Une autre idée corollaire à la performance jazz est son idée du Temps, soit plutôt une
«innovation continuée» qu’une «simple continuation». L’innovation, on la trouve à l’instant
même de la croisée des chemins entre ce qui nous arrive, ce qui advient, et notre décision.
Jankélévitch parle ici de l’instant insaisissable où le futur devient et que notre être passe du
maintenant au passé, et cet exemple se prête très bien à l’improvisation, où la rencontre de
notre intention (comme le conçoit Nietzche) et de ce qui advient se produit dans un flux continu
d’instants créatifs, ou encore une fois : «d’innovation continuée».
Alors que ces lignes font ressortir l’idée du je-ne-sais-quoi et de l’instant, pendant
lesquelles le philosophe nous invite à saisir toutes les occasions, il termine son livre en
soulignant la petitesse de la vie humaine.
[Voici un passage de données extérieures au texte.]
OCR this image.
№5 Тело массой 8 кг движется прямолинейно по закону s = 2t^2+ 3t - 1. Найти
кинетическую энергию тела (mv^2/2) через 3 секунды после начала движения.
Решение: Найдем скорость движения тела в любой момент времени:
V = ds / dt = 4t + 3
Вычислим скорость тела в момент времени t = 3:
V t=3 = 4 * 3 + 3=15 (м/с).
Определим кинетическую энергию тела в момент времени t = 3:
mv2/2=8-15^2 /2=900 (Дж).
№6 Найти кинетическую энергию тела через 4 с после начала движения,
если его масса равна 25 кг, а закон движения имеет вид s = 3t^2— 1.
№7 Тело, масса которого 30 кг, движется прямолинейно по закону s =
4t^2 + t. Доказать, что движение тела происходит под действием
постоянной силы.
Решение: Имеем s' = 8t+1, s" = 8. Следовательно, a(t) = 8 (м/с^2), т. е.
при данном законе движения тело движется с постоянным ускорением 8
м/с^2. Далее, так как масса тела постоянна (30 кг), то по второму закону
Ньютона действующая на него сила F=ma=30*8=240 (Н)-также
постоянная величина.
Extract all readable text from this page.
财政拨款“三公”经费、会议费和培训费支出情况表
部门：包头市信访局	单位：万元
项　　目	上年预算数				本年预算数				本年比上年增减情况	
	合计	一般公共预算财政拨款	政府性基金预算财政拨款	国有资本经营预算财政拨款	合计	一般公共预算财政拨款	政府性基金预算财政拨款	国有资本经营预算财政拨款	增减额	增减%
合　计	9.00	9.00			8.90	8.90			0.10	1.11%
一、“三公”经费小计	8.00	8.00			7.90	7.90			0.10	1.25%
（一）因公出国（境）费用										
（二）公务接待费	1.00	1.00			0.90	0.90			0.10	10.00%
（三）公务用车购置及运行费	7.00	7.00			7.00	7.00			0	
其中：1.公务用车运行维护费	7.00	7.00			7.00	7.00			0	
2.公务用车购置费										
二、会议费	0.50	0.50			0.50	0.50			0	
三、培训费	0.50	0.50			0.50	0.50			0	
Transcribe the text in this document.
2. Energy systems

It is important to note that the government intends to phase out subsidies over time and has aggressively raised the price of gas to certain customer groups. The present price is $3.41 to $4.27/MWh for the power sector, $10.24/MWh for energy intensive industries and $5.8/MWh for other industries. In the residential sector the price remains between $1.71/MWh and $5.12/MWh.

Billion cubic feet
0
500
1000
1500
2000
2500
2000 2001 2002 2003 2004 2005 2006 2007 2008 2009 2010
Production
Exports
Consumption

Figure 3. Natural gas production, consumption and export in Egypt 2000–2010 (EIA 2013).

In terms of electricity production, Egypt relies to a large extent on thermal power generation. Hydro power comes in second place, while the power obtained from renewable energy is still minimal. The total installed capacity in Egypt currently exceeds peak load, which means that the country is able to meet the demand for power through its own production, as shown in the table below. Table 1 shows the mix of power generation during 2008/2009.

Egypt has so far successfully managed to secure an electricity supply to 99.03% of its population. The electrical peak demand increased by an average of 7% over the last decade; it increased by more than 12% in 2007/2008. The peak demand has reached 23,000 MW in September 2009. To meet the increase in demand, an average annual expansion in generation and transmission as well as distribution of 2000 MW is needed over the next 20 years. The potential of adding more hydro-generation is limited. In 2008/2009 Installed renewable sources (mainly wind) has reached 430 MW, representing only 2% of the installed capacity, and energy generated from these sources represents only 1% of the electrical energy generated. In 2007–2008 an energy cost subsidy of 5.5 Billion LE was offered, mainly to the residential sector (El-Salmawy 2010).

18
Comme la terre est un petit point dans le contexte
spatial, la vie humaine est une mince ligne dans l’infini du temps. Il cite Pascal : «Le fini
s’anéantit en présence de l’infini» pour ensuite ajouter que la vie humaine est condamnée à finir
dès qu’elle commence et que la vie d’un Homme, aussi longue soit-elle, n’est que «découpée
dans le vaste océan obscur, elle est un instant d’instants». Cette dernière phrase replace donc
l’importance de l’instant entre le «deviendra» et le «plus-jamais», l’instant présent, le moment
de l’action et donc de l’être au coeur de la vie humaine, qui ne peut être saisi, qui est pour ainsi
dire in-fini puisqu’il n’est pas. Bien que toute vie se termine pour retourner dans un rien infini, un
avenir inconcevable, Jankélévitch affirme que toute vie n’est que succession d’occasions toutes
aussis inconcevables, des moments qui ne sont «Presque-rien».